A Amnistia saúda um ponto da sentença, a conclusão de que “um empregador não tem liberdade para ceder aos preconceitos dos seus clientes”. Mas sublinha que “a decisão de que as políticas das empresas podem proibir símbolos religiosos com base no argumento da neutralidade abre a porta precisamente a esse preconceito”.
Amel Yacef, presidente da Rede Europeia Contra o Racismo, defende que a decisão “bane, na prática, as mulheres muçulmanas que usam véu do mercado de trabalho”. As muçulmanas, lembra num comunicado, “já enfrentam obstáculos significativos em arranjar e manter um emprego e esta decisão só vai tornar isso pior, dando aos empregadores licença para discriminar”. Na Bélgica, por exemplo, 44% das empresas admite que o uso do hijab pode influenciar negativamente a selecção de candidatos.
Caixa de pandora
Para o rabi Pinchas Goldschmidt, “com o crescimento dos incidentes raciais e esta decisão, a Europa está a mandar uma mensagem clara, dizendo às suas comunidades de fés diferentes que já não são bem-vindas”. O presidente da Conferência Europeia de Rabis pede, por isso, aos “líderes europeus que ajam para garantir que a Europa não isola as suas minorias religiosas e permanece um continente diverso e aberto”.
A Rede Europeia Contra o Racismo teme que esta julgamento “force as mulheres muçulmanas que usam lenço, os sikhs que usam turbante e os judeus que usam kipá a escolher entre a sua expressão religiosa, que é um direito fundamental, e o seu direito de aceder ao mercado de trabalho”.
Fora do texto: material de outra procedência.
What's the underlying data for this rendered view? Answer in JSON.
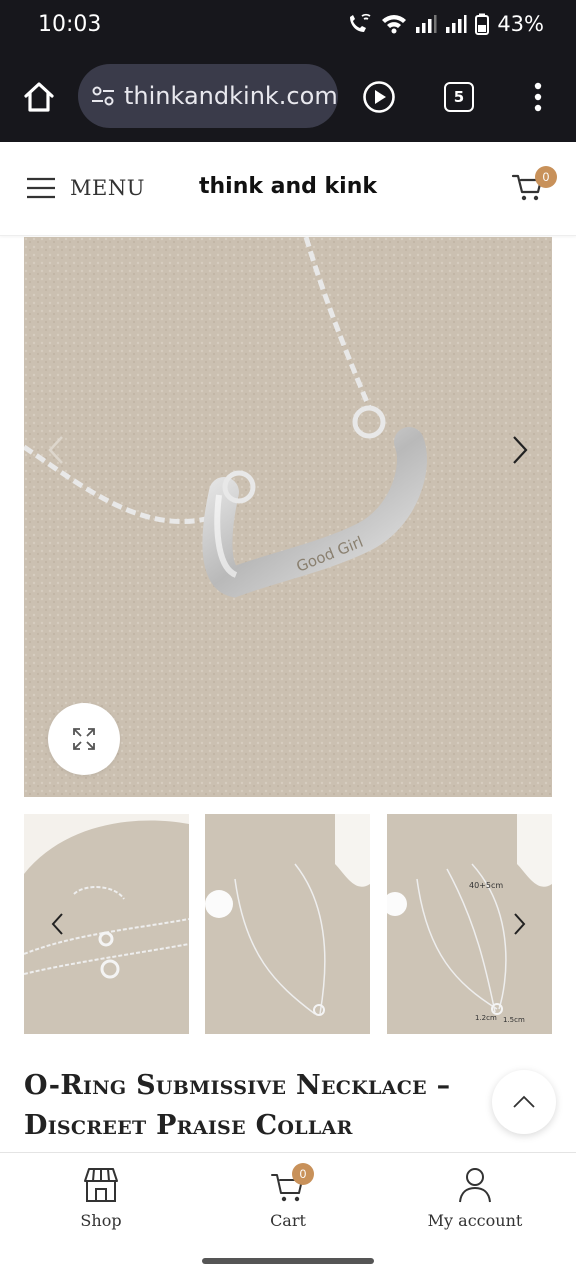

O problema, diz Paulo Mendes Pinto, é que “hoje aceitamos facilmente normas que reduzem as nossas liberdades por argumentos que não parecem justificáveis”. À partida, acredita o académico, “o bom senso vai imperar na maior parte dos países e empresas”, mas “legalmente está aberta a caixa de pandora e “qualquer dia pode haver um despedimento porque alguém usa uma T-Shirt do Che Guevara”.